Berita Internasional
Militer AS Bangun Pangkalan Militer di Australia Utara di Tengah Ketegangan dengan Tiongkok
Pangkalan RAAF Tindal adalah rumah bagi elemen-elemen penting kekuatan udara Australia, dan merupakan pangkalan sementara bagi jet-jet AS.
POS-KUPANG.COM, DARWIN - Militer AS sedang membangun infrastruktur di Australia utara untuk membantunya memproyeksikan kekuatan ke Laut China Selatan jika krisis dengan Tiongkok meletus, menurut tinjauan dokumen dan wawancara Reuters dengan pejabat pertahanan AS dan Australia.
Lebih dekat ke Filipina dibandingkan ibu kota pantai timur Australia, Canberra, Darwin telah lama menjadi kota garnisun Angkatan Pertahanan Australia dan Pasukan Rotasi Marinir AS yang menghabiskan enam bulan setiap tahunnya di sana.

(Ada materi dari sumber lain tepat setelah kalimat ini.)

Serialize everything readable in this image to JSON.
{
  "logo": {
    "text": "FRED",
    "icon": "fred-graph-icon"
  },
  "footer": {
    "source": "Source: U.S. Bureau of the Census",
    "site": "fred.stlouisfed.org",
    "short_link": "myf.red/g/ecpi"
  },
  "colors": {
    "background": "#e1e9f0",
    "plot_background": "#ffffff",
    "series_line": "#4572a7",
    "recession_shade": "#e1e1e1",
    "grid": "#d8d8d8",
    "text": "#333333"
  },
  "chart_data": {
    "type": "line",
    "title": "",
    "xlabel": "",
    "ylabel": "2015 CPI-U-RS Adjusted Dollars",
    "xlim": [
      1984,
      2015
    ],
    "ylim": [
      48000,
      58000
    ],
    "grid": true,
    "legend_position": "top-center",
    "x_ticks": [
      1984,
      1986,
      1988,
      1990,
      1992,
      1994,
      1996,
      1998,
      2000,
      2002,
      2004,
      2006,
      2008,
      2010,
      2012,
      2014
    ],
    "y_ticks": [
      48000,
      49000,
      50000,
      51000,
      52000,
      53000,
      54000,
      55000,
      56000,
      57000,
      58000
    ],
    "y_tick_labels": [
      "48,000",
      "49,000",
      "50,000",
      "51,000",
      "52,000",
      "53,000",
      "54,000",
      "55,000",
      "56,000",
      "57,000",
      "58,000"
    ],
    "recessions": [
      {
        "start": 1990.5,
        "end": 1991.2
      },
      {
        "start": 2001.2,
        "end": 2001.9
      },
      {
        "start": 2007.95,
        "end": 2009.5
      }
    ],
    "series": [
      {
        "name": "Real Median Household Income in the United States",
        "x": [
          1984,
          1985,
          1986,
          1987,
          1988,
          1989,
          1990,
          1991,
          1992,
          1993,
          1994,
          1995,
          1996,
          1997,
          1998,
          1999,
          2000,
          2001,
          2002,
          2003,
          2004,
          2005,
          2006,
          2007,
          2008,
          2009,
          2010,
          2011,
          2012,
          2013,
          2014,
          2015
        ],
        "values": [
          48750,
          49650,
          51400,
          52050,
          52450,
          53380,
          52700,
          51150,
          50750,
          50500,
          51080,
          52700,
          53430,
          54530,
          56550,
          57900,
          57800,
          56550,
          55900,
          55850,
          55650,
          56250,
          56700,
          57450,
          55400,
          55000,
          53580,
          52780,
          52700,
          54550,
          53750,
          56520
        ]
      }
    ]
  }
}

Beberapa ratus kilometer ke arah selatan, Pangkalan RAAF Tindal adalah rumah bagi elemen-elemen penting kekuatan udara Australia, dan merupakan pangkalan sementara bagi jet-jet AS dalam latihan baru-baru ini.
Ketika Australia bagian utara muncul kembali sebagai lokasi penting yang strategis di Indo-Pasifik di tengah meningkatnya ketegangan dengan Tiongkok, Amerika Serikat diam-diam mulai membangun fasilitas bernilai ratusan juta dolar di sana untuk mendukung pesawat pengebom B-52, pesawat tempur siluman F-22, dan pengisian bahan bakar serta transportasi pesawat terbang – semuanya merupakan bagian dari upaya yang lebih besar untuk mendistribusikan pasukan AS di seluruh wilayah dan membuat mereka tidak terlalu rentan.

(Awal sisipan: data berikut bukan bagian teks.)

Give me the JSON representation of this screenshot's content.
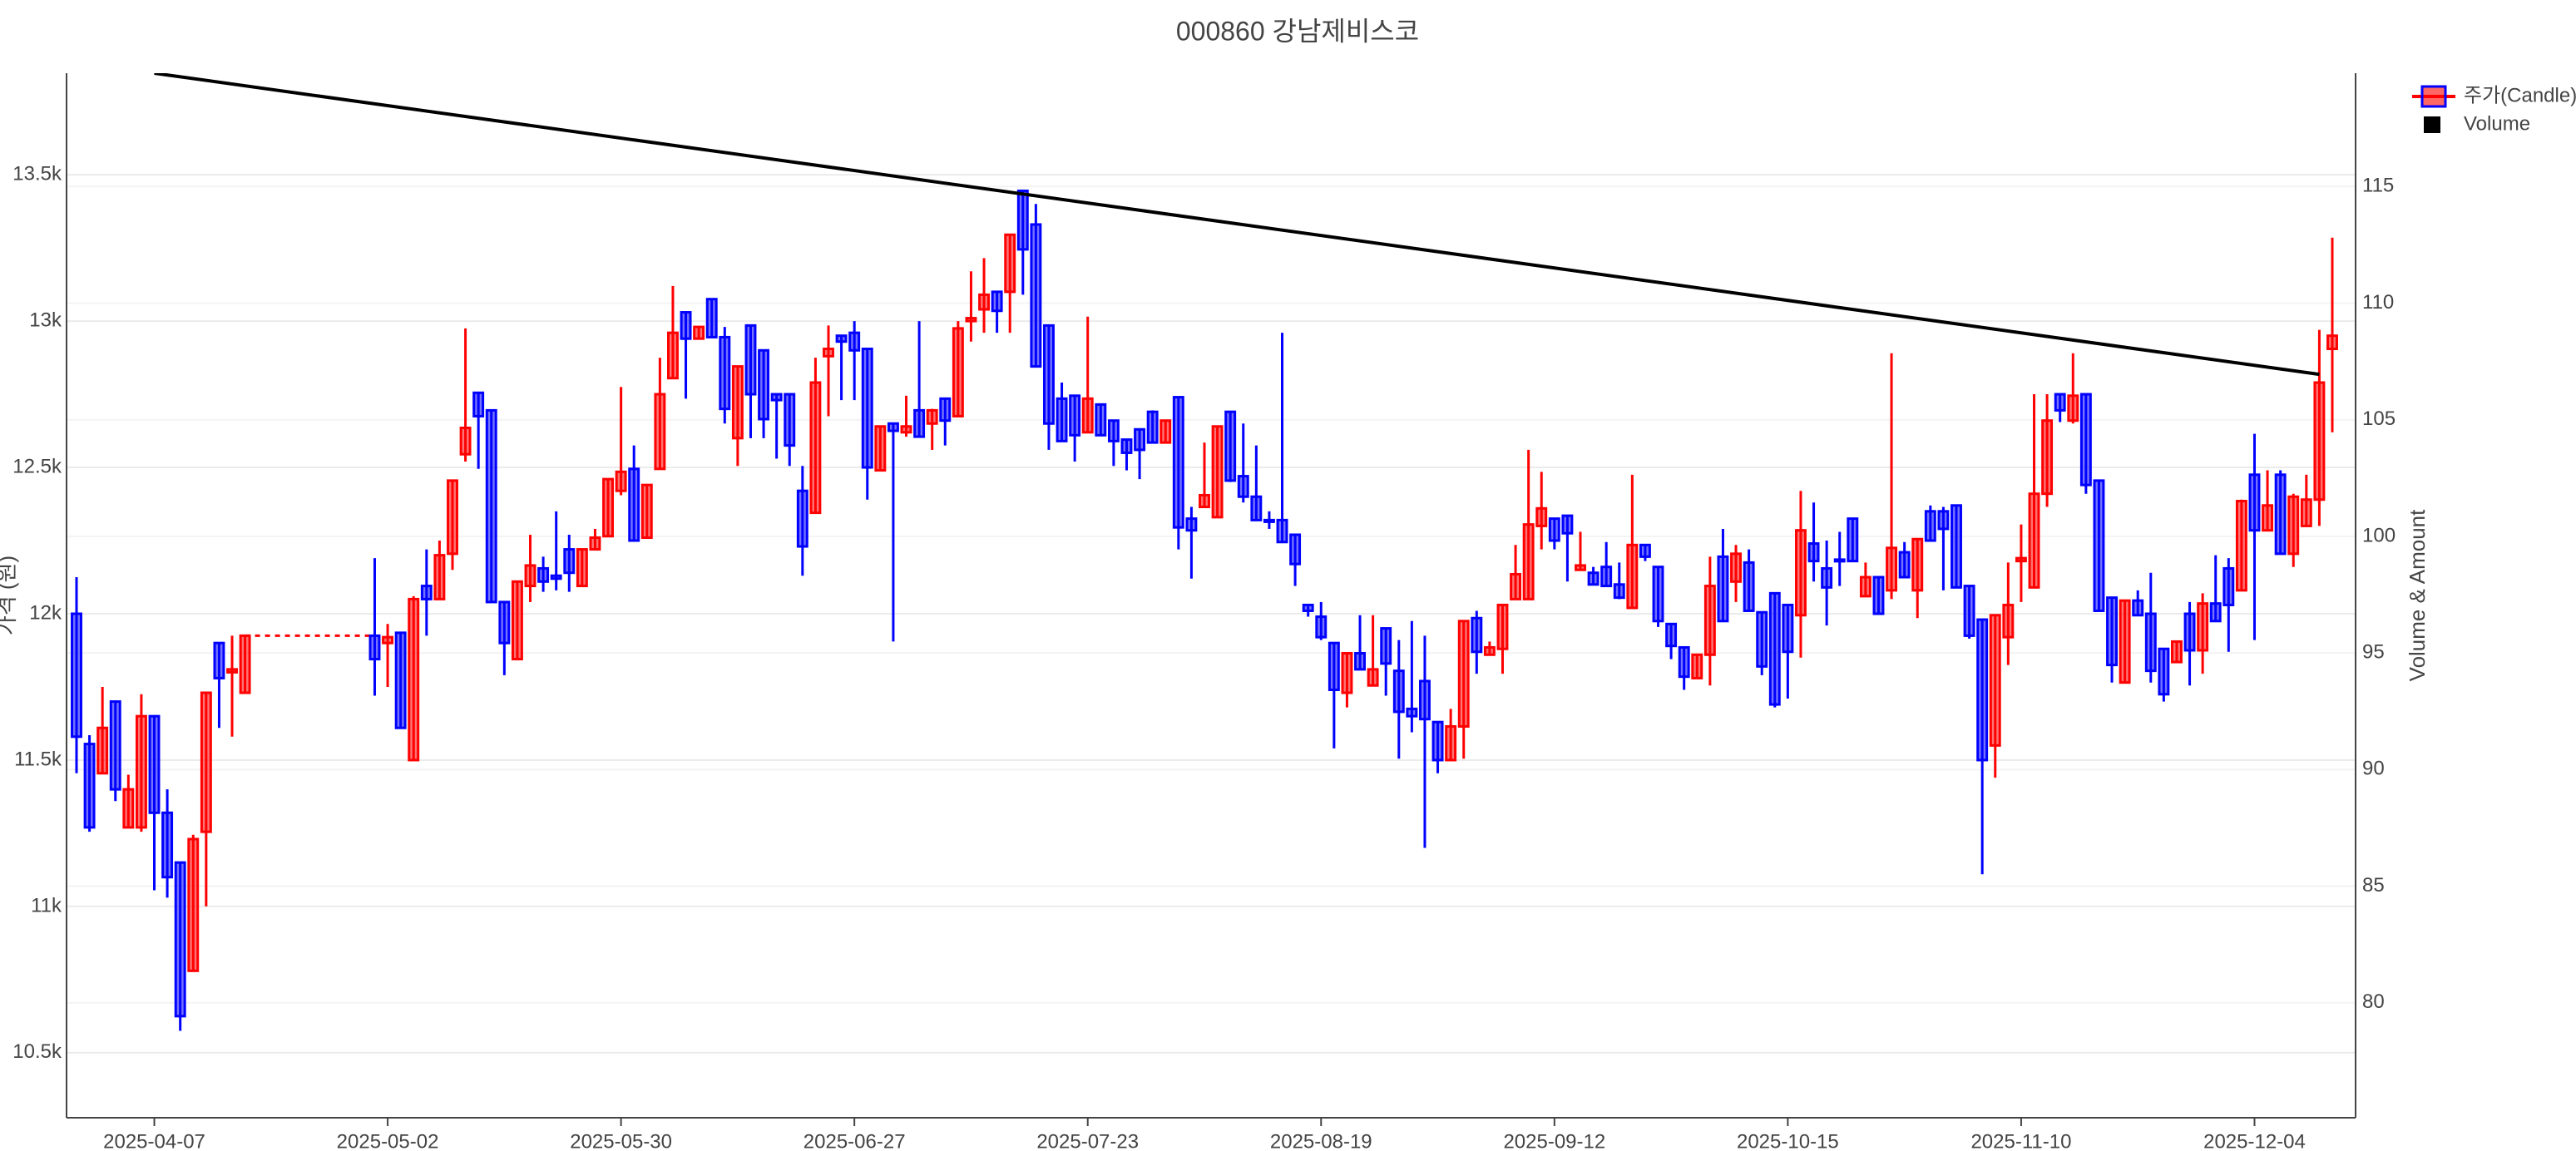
{
  "chart_data": {
    "type": "candlestick",
    "title": "000860 강남제비스코",
    "ylabel": "가격 (원)",
    "y2label": "Volume & Amount",
    "categories": [
      null,
      null,
      null,
      null,
      null,
      null,
      "2025-04-07",
      null,
      null,
      null,
      null,
      null,
      null,
      null,
      null,
      null,
      null,
      null,
      null,
      null,
      null,
      null,
      null,
      null,
      "2025-05-02",
      null,
      null,
      null,
      null,
      null,
      null,
      null,
      null,
      null,
      null,
      null,
      null,
      null,
      null,
      null,
      null,
      null,
      "2025-05-30",
      null,
      null,
      null,
      null,
      null,
      null,
      null,
      null,
      null,
      null,
      null,
      null,
      null,
      null,
      null,
      null,
      null,
      "2025-06-27",
      null,
      null,
      null,
      null,
      null,
      null,
      null,
      null,
      null,
      null,
      null,
      null,
      null,
      null,
      null,
      null,
      null,
      "2025-07-23",
      null,
      null,
      null,
      null,
      null,
      null,
      null,
      null,
      null,
      null,
      null,
      null,
      null,
      null,
      null,
      null,
      null,
      "2025-08-19",
      null,
      null,
      null,
      null,
      null,
      null,
      null,
      null,
      null,
      null,
      null,
      null,
      null,
      null,
      null,
      null,
      null,
      "2025-09-12",
      null,
      null,
      null,
      null,
      null,
      null,
      null,
      null,
      null,
      null,
      null,
      null,
      null,
      null,
      null,
      null,
      null,
      "2025-10-15",
      null,
      null,
      null,
      null,
      null,
      null,
      null,
      null,
      null,
      null,
      null,
      null,
      null,
      null,
      null,
      null,
      null,
      "2025-11-10",
      null,
      null,
      null,
      null,
      null,
      null,
      null,
      null,
      null,
      null,
      null,
      null,
      null,
      null,
      null,
      null,
      null,
      "2025-12-04",
      null,
      null,
      null,
      null,
      null,
      null
    ],
    "series": [
      {
        "name": "주가(Candle)",
        "increasing_color": "#ff0000",
        "decreasing_color": "#0000ff",
        "open": [
          12000,
          11555,
          11455,
          11700,
          11270,
          11270,
          11650,
          11320,
          11150,
          10780,
          11255,
          11900,
          11800,
          11730,
          null,
          null,
          null,
          null,
          null,
          null,
          null,
          null,
          null,
          11925,
          11900,
          11935,
          11500,
          12095,
          12050,
          12205,
          12545,
          12755,
          12695,
          12040,
          11845,
          12095,
          12155,
          12130,
          12220,
          12095,
          12220,
          12265,
          12420,
          12495,
          12260,
          12495,
          12805,
          13030,
          12940,
          13075,
          12945,
          12600,
          12985,
          12900,
          12750,
          12750,
          12420,
          12345,
          12880,
          12950,
          12960,
          12905,
          12490,
          12650,
          12620,
          12695,
          12650,
          12735,
          12675,
          13000,
          13040,
          13100,
          13100,
          13445,
          13330,
          12985,
          12735,
          12745,
          12620,
          12715,
          12660,
          12595,
          12630,
          12690,
          12585,
          12740,
          12325,
          12365,
          12330,
          12690,
          12470,
          12400,
          12320,
          12320,
          12270,
          12030,
          11990,
          11900,
          11730,
          11865,
          11755,
          11950,
          11805,
          11675,
          11770,
          11630,
          11500,
          11615,
          11985,
          11860,
          11880,
          12050,
          12050,
          12300,
          12325,
          12335,
          12150,
          12140,
          12160,
          12100,
          12020,
          12235,
          12160,
          11965,
          11885,
          11780,
          11860,
          12195,
          12110,
          12175,
          12005,
          12070,
          12030,
          11995,
          12240,
          12155,
          12185,
          12325,
          12060,
          12125,
          12080,
          12210,
          12080,
          12350,
          12350,
          12370,
          12095,
          11980,
          11550,
          11920,
          12180,
          12090,
          12410,
          12750,
          12660,
          12750,
          12455,
          12055,
          11765,
          12045,
          12000,
          11880,
          11835,
          12000,
          11875,
          12035,
          12155,
          12080,
          12475,
          12285,
          12475,
          12205,
          12300,
          12390,
          12905
        ],
        "high": [
          12125,
          11585,
          11750,
          11700,
          11450,
          11725,
          11650,
          11400,
          11150,
          11245,
          11730,
          11900,
          11925,
          11925,
          null,
          null,
          null,
          null,
          null,
          null,
          null,
          null,
          null,
          12190,
          11965,
          11935,
          12060,
          12220,
          12250,
          12455,
          12975,
          12755,
          12695,
          12040,
          12110,
          12270,
          12195,
          12350,
          12270,
          12220,
          12290,
          12460,
          12775,
          12575,
          12440,
          12875,
          13120,
          13030,
          12980,
          13075,
          12980,
          12845,
          12985,
          12900,
          12750,
          12750,
          12505,
          12875,
          12985,
          12950,
          13000,
          12905,
          12640,
          12650,
          12745,
          13000,
          12700,
          12735,
          13000,
          13170,
          13215,
          13100,
          13295,
          13445,
          13400,
          12985,
          12790,
          12745,
          13015,
          12715,
          12660,
          12595,
          12630,
          12695,
          12660,
          12740,
          12365,
          12585,
          12640,
          12690,
          12650,
          12575,
          12350,
          12960,
          12270,
          12030,
          12040,
          11900,
          11865,
          11995,
          11995,
          11950,
          11910,
          11975,
          11925,
          11630,
          11675,
          11975,
          12010,
          11905,
          12030,
          12235,
          12560,
          12485,
          12325,
          12335,
          12280,
          12160,
          12245,
          12175,
          12475,
          12235,
          12160,
          11965,
          11885,
          11860,
          12195,
          12290,
          12235,
          12220,
          12005,
          12070,
          12030,
          12420,
          12380,
          12250,
          12280,
          12325,
          12175,
          12125,
          12890,
          12245,
          12255,
          12370,
          12365,
          12370,
          12095,
          11980,
          11995,
          12175,
          12305,
          12750,
          12750,
          12750,
          12890,
          12750,
          12455,
          12055,
          12045,
          12080,
          12140,
          11880,
          11905,
          12040,
          12070,
          12200,
          12190,
          12390,
          12615,
          12490,
          12490,
          12410,
          12475,
          12970,
          13285
        ],
        "low": [
          11455,
          11255,
          11455,
          11360,
          11270,
          11255,
          11055,
          11030,
          10575,
          10780,
          11000,
          11610,
          11580,
          11730,
          null,
          null,
          null,
          null,
          null,
          null,
          null,
          null,
          null,
          11720,
          11750,
          11610,
          11500,
          11925,
          12050,
          12150,
          12520,
          12495,
          12040,
          11790,
          11845,
          12040,
          12075,
          12080,
          12075,
          12095,
          12220,
          12265,
          12405,
          12250,
          12260,
          12495,
          12805,
          12735,
          12940,
          12945,
          12650,
          12505,
          12600,
          12600,
          12530,
          12505,
          12130,
          12345,
          12675,
          12730,
          12730,
          12390,
          12490,
          11905,
          12605,
          12605,
          12560,
          12575,
          12675,
          12930,
          12960,
          12960,
          12960,
          13090,
          12845,
          12560,
          12590,
          12520,
          12620,
          12610,
          12505,
          12490,
          12460,
          12585,
          12585,
          12220,
          12120,
          12365,
          12330,
          12450,
          12380,
          12320,
          12290,
          12245,
          12095,
          11990,
          11910,
          11540,
          11680,
          11810,
          11755,
          11720,
          11505,
          11595,
          11200,
          11455,
          11500,
          11505,
          11795,
          11860,
          11795,
          12050,
          12050,
          12220,
          12220,
          12110,
          12150,
          12100,
          12095,
          12050,
          12020,
          12180,
          11955,
          11845,
          11740,
          11780,
          11755,
          11975,
          12040,
          12010,
          11790,
          11680,
          11710,
          11850,
          12110,
          11960,
          12095,
          12180,
          12060,
          12000,
          12050,
          12125,
          11985,
          12250,
          12080,
          12090,
          11915,
          11110,
          11440,
          11825,
          12040,
          12090,
          12365,
          12655,
          12650,
          12410,
          12010,
          11765,
          11765,
          11995,
          11765,
          11700,
          11835,
          11755,
          11795,
          11975,
          11870,
          12080,
          11910,
          12285,
          12205,
          12160,
          12300,
          12300,
          12620
        ],
        "close": [
          11580,
          11270,
          11610,
          11400,
          11400,
          11650,
          11320,
          11100,
          10625,
          11230,
          11730,
          11780,
          11810,
          11925,
          null,
          null,
          null,
          null,
          null,
          null,
          null,
          null,
          null,
          11845,
          11920,
          11610,
          12050,
          12050,
          12200,
          12455,
          12635,
          12675,
          12040,
          11900,
          12110,
          12165,
          12110,
          12120,
          12140,
          12220,
          12260,
          12460,
          12485,
          12250,
          12440,
          12750,
          12960,
          12940,
          12980,
          12945,
          12700,
          12845,
          12750,
          12665,
          12730,
          12575,
          12230,
          12790,
          12905,
          12930,
          12900,
          12500,
          12640,
          12625,
          12640,
          12605,
          12695,
          12660,
          12975,
          13010,
          13090,
          13035,
          13295,
          13245,
          12845,
          12650,
          12590,
          12610,
          12735,
          12610,
          12590,
          12550,
          12560,
          12585,
          12660,
          12295,
          12285,
          12405,
          12640,
          12455,
          12400,
          12320,
          12315,
          12245,
          12170,
          12010,
          11920,
          11740,
          11865,
          11810,
          11810,
          11830,
          11665,
          11650,
          11640,
          11500,
          11615,
          11975,
          11870,
          11885,
          12030,
          12135,
          12305,
          12360,
          12250,
          12275,
          12165,
          12100,
          12095,
          12055,
          12235,
          12195,
          11975,
          11890,
          11785,
          11860,
          12095,
          11975,
          12205,
          12010,
          11820,
          11690,
          11870,
          12285,
          12180,
          12090,
          12180,
          12180,
          12125,
          12000,
          12225,
          12125,
          12255,
          12250,
          12290,
          12090,
          11925,
          11500,
          11995,
          12030,
          12190,
          12410,
          12660,
          12695,
          12745,
          12440,
          12010,
          11825,
          12045,
          11995,
          11805,
          11725,
          11905,
          11875,
          12035,
          11975,
          12030,
          12385,
          12285,
          12370,
          12205,
          12400,
          12390,
          12790,
          12950
        ]
      },
      {
        "name": "Volume",
        "color": "#000000",
        "axis": "y2"
      }
    ],
    "trendline": {
      "x": [
        6,
        173
      ],
      "y": [
        13847,
        12818
      ],
      "color": "#000000"
    },
    "ylim": [
      10278,
      13847
    ],
    "yticks": [
      {
        "value": 10500,
        "label": "10.5k"
      },
      {
        "value": 11000,
        "label": "11k"
      },
      {
        "value": 11500,
        "label": "11.5k"
      },
      {
        "value": 12000,
        "label": "12k"
      },
      {
        "value": 12500,
        "label": "12.5k"
      },
      {
        "value": 13000,
        "label": "13k"
      },
      {
        "value": 13500,
        "label": "13.5k"
      }
    ],
    "y2lim": [
      75.07,
      119.86
    ],
    "y2ticks": [
      80,
      85,
      90,
      95,
      100,
      105,
      110,
      115
    ],
    "grid": true
  }
}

“Ketika Anda melihat posisi Australia bagian utara, khususnya Darwin, dalam kaitannya dengan kawasan ini... ada baiknya jika Anda memiliki banyak pilihan di mana Anda ingin menempatkan pasukan Anda dalam krisis apa pun,” kata Kolonel Brian Mulvihill, komandan Pasukan Rotasi Marinir AS.
Dokumen tender menunjukkan bahwa ruang pengarahan intelijen, peningkatan landasan pacu untuk pembom, gudang, pusat data dan hanggar pemeliharaan sedang dalam pengerjaan.
Fasilitas penyimpanan bahan bakar besar-besaran telah dibangun, kata para pejabat kepada Reuters dalam kunjungan yang jarang terjadi ke dua pangkalan di wilayah utara.
Proyek-proyek tersebut, yang dijadwalkan untuk dibangun pada tahun 2024 dan 2025, menjadikan Australia bagian utara sebagai lokasi teratas di luar negeri untuk belanja konstruksi Angkatan Udara dan Angkatan Laut AS, dengan lebih dari US$300 juta (S$403 juta) disisihkan berdasarkan otorisasi pertahanan kongres AS pada tahun-tahun tersebut.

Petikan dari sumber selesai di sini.